Regular season suspensions warranted

RYAN PYETTE, QMI Agency

, Last Updated: 10:51 AM ET

Now, this is a pickle.

It was more convenient for the OHL brass to send Michael Liambas packing after the Ben Fanelli incident back in October.

The ex-Erie Otters fourth liner wasn't an NHL first-round pick.

He wasn't captain of the Canadian world junior team.

He wasn't a guy a GM paid a lot of prospects and draft picks for at the trade deadline to improve a Memorial Cup run.

A young kid got hurt and Liambas was gone for good.

But Windsor Spitfires forward Zack Kassian and Rouyn-Noranda Huskies centre Patrice Cormier, both facing huge suspensions for recent ugly hits that garnered national attention, are different.

They're both first-class talents.

Players the Buffalo Sabres, who took Kassian 13th overall in the draft, and Cormier, who belongs to the New Jersey Devils, expect to be future stars on their teams on day.

So what do you do?

OHL commissioner and Canadian Hockey League president David Branch has to deal with Kassian, who knocked Barrie forward Matt Kennedy loopy while he was looking up at -- and not playing -- the puck last week.

Quebec league counterpart Gilles Courteau now has to discipline Cormier for a vicious and sneaky elbow that sent the Quebec Remparts' Mikael Tam off on a stretcher.

First off, it'll be quite interesting to see who acts more swiftly -- Branch's crew or Courteau's gang.

In explaining the Liambas banishment, Branch set the bar at a controversial point.
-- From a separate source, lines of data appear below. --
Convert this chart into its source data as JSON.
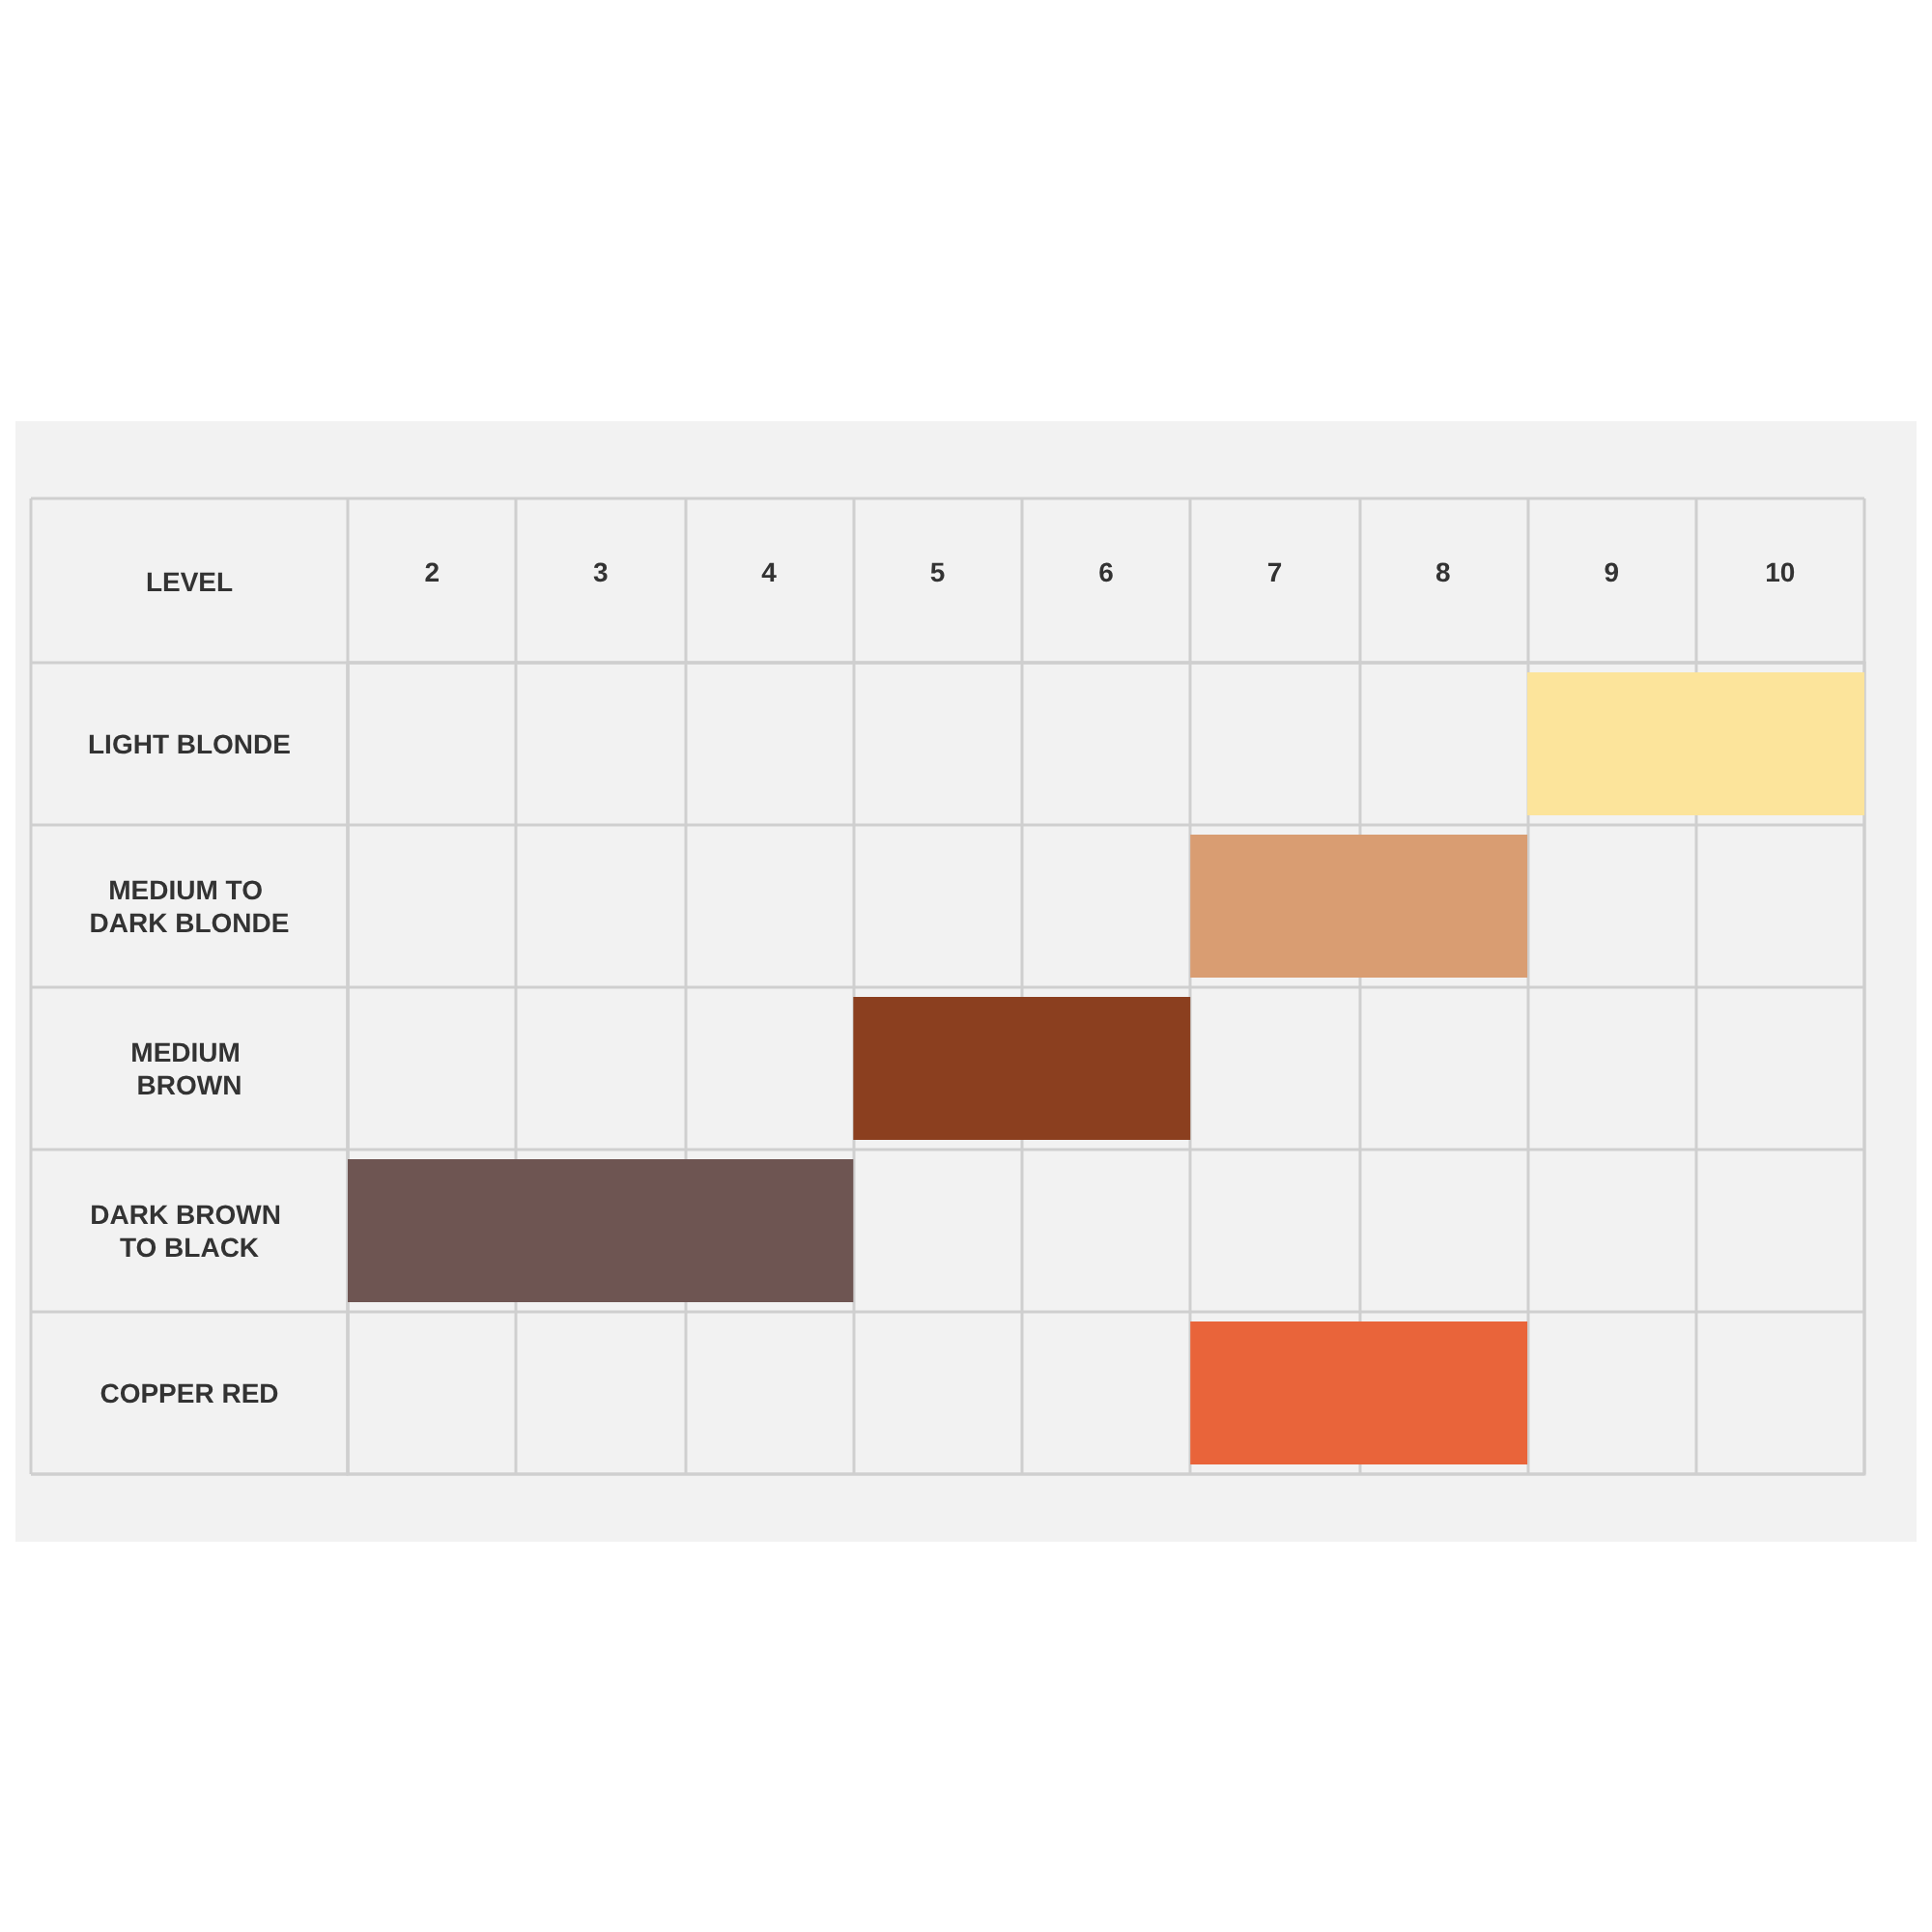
{
  "chart_data": {
    "type": "bar",
    "orientation": "horizontal",
    "xlabel": "LEVEL",
    "categories": [
      "LIGHT BLONDE",
      "MEDIUM TO DARK BLONDE",
      "MEDIUM BROWN",
      "DARK BROWN TO BLACK",
      "COPPER RED"
    ],
    "base": [
      8.5,
      6.5,
      4.5,
      1.5,
      6.5
    ],
    "values": [
      2,
      2,
      2,
      3,
      2
    ],
    "colors": [
      "#fce49b",
      "#d99d72",
      "#8b3f1f",
      "#6e5552",
      "#e9643a"
    ],
    "xlim": [
      1.5,
      10.5
    ],
    "xticks": [
      {
        "value": 1.5,
        "label": null
      },
      2,
      {
        "value": 2.5,
        "label": null
      },
      3,
      {
        "value": 3.5,
        "label": null
      },
      4,
      {
        "value": 4.5,
        "label": null
      },
      5,
      {
        "value": 5.5,
        "label": null
      },
      6,
      {
        "value": 6.5,
        "label": null
      },
      7,
      {
        "value": 7.5,
        "label": null
      },
      8,
      {
        "value": 8.5,
        "label": null
      },
      9,
      {
        "value": 9.5,
        "label": null
      },
      10,
      {
        "value": 10.5,
        "label": null
      }
    ],
    "grid": true
  }
}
He indicated then that players are responsible for their actions and the consequences they bring.

So after forcing Liambas out of the league, the Branch naysayers all shot back with the same question: "What would he have done if it was players like Taylor Hall or Tyler Seguin committing such an on-ice crime?"

Well, now we'll find out, won't we?

Anything less than 20 games for each of these hits would appear, if nothing else, very hypocritical.

One thing is clear — no one learned or solved a thing from the Liambas problem.

And the timing, really, couldn't be worse for the OHL and CHL.

Forty of the so-called best NHL-draft eligible talents are in Windsor for Wednesday's Top Prospects Game. The league's trying to celebrate the best young stars in the junior ranks at the same time as sorting out this mess.

Well, Kassian played in last year's contest at Oshawa (he took out John Tavares' shoulder late in the game, too, but that was regarded as a good hit).

Cormier, who lived at Sidney Crosby's old billets in Rimouski last year, played in the Top Prospects Game at Edmonton in 2008.

These guys represent the up-and-coming stars.

And honestly, you can't echo Don Cherry anymore and say head shots and cheap hits would drop off if hockey allowed honest, gloves-dropping policemen to do their job.

A Colts teammate did rush to Kennedy's defence and Kassian, ready to fight, pounded him. He's good at that, too.

One of the most discouraging aspects of this is Kassian and Cormier were both playing on new teams after being traded at their league's deadline.

There's little question in a player's mind that throwing a big hit, fighting or "doing what it takes" helps a new guy fit in an unfamiliar dressing room.

But if that's the root of this problem -- acceptance -- then there's really only one thing Branch and Co. can do.

Suspend both until the end of the regular season.

Let these Cup contending clubs fret about what these guys bring to team chemistry during Game 1 of the playoffs.

AROUND THE OHL: Two guys who should be in the Top Prospects Game but aren't: Erie F Greg McKegg (51 points) and London F Jared Knight (25 goals). Just goes to show the game is more about reputation and hype than earning a spot . . . Windsor held the OHL all-star game last year, the Canada-Russia Subway Super Series in November and, now, the Top Prospects Game. There's only one CHL event left - the Memorial Cup - and they're the front-running bid for 2011. But watch out for Mississauga. Good team, good rink and a chance to sell the junior game in a very important market . . . Since Eric Lindros was drafted in 1991, there have been seven NHL first overall picks play in the OHL. All were selected from teams that play in what is now known as the league's Western Conference. No. 8 will come in June when either Plymouth's Tyler Seguin or Windsor's Taylor Hall hear their name in Los Angeles . . . Hall and Seguin are captaining their respective teams in the Top Prospects Games tonight. They're also 1-2 in what's going to be a great OHL scoring race . . . There was only one 100-point scorer in the league last year - Tavares. The OHL will be lucky to have one this year.